Questa nuova ostilità fa seguito a un vertice UE-Cina particolarmente turbolento a luglio. Le tensioni erano aumentate notevolmente all’inizio del mese, in vista di un incontro a Bruxelles tra l’Alto rappresentante dell’UE per la politica estera, Kaja Kallas, e il Ministro degli Esteri cinese Wang Yi.
L’ex Primo Ministro estone Kallas è andato dritto al punto, evitando i convenevoli e saltando direttamente alla questione del sostegno della Cina alla Russia. Wang non ne è stato contento. Solo un giorno dopo l’incontro, il South China Morning Post ha riportato che Wang Yi ha dichiarato che la Cina non era interessata a porre fine al Nuovo Ordine Mondiale.
Fonti informate indicano che Kallas è stato da allora sistematicamente messa da parte dai diplomatici cinesi. Bruxelles è particolarmente preoccupata per la riluttanza di Pechino a dialogare con i rappresentanti delle istituzioni europee in vista del vertice Cina-UE del 2026. Il vertice precedente era già stato segnato da tensioni sia con la Cina che all’interno delle istituzioni europee e tra gli Stati membri.
Il vertice del 2025 era originariamente previsto in territorio europeo, dopo il vertice del 2024 in Cina. Tuttavia, quando il Segretario Generale del PCC Xi Jinping, che raramente viaggia all’estero, ha rifiutato di recarsi in Europa e si è invece offerto di inviare il suo Primo Ministro Li Qiang, si è deciso che il vertice si sarebbe dovuto tenere in Cina. I leader europei hanno insistito per un dialogo con il governo cinese, che prende tutte le decisioni, in un sistema sempre più centralizzato e personalizzato.

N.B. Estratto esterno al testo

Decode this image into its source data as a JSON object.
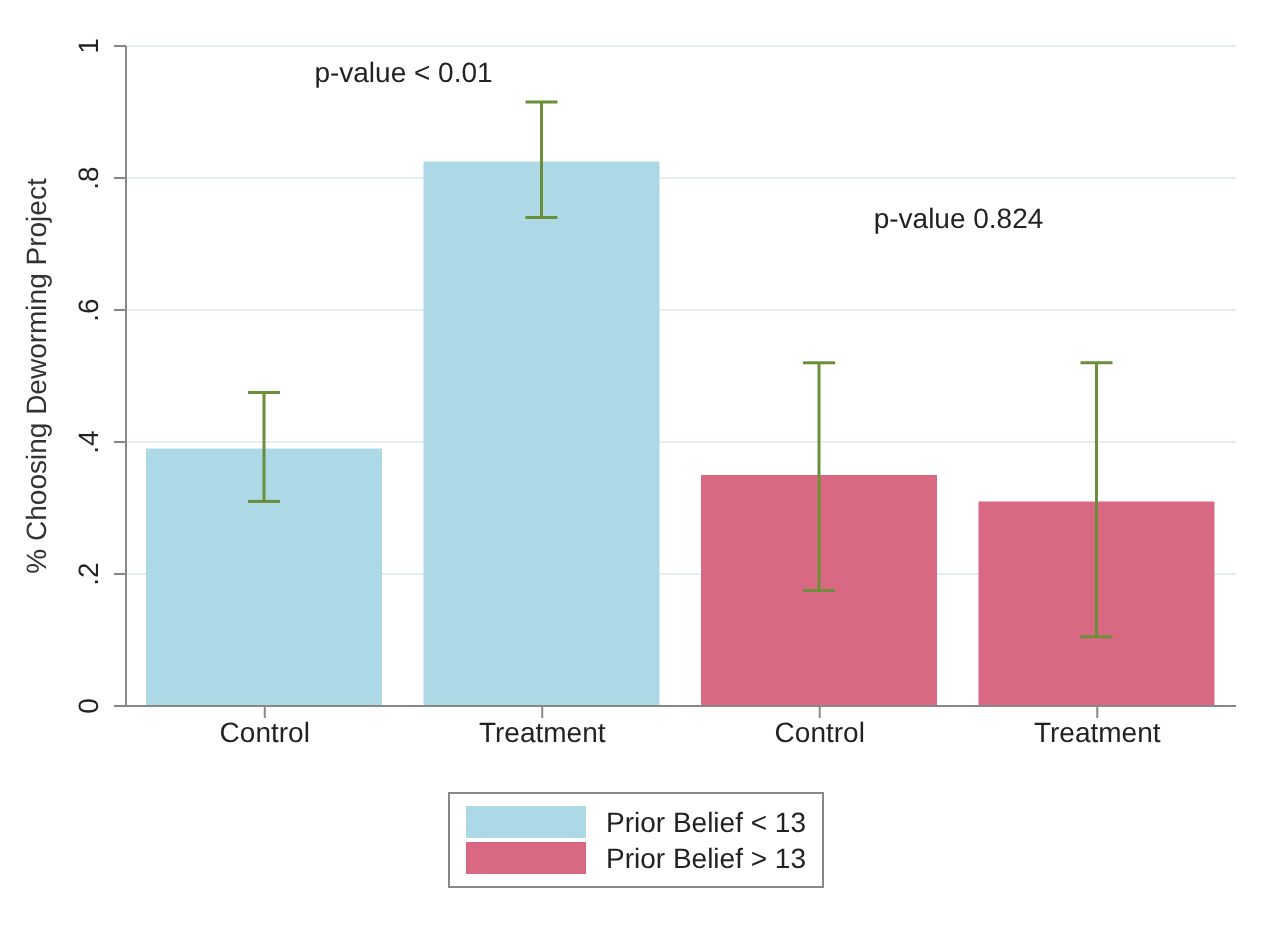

Senza previa consultazione con gli altri leader europei, il Presidente del Consiglio Europeo António Costa ha proposto unilateralmente a Xi Jinping che il vertice si tenesse a Pechino quest’estate. I cinesi, ancora desiderosi di nominare Li Qiang responsabile del vertice, hanno confermato solo alla vigilia dell’arrivo degli europei che Xi Jinping li avrebbe effettivamente ricevuti. Dopo gli incontri, la Cina ha rilasciato due dichiarazioni separate: una relativa all’incontro tra Xi Jinping, von der Leyen e Costa, e l’altra relativa al vertice stesso, il cui unico partecipante era il Primo Ministro Li Qiang.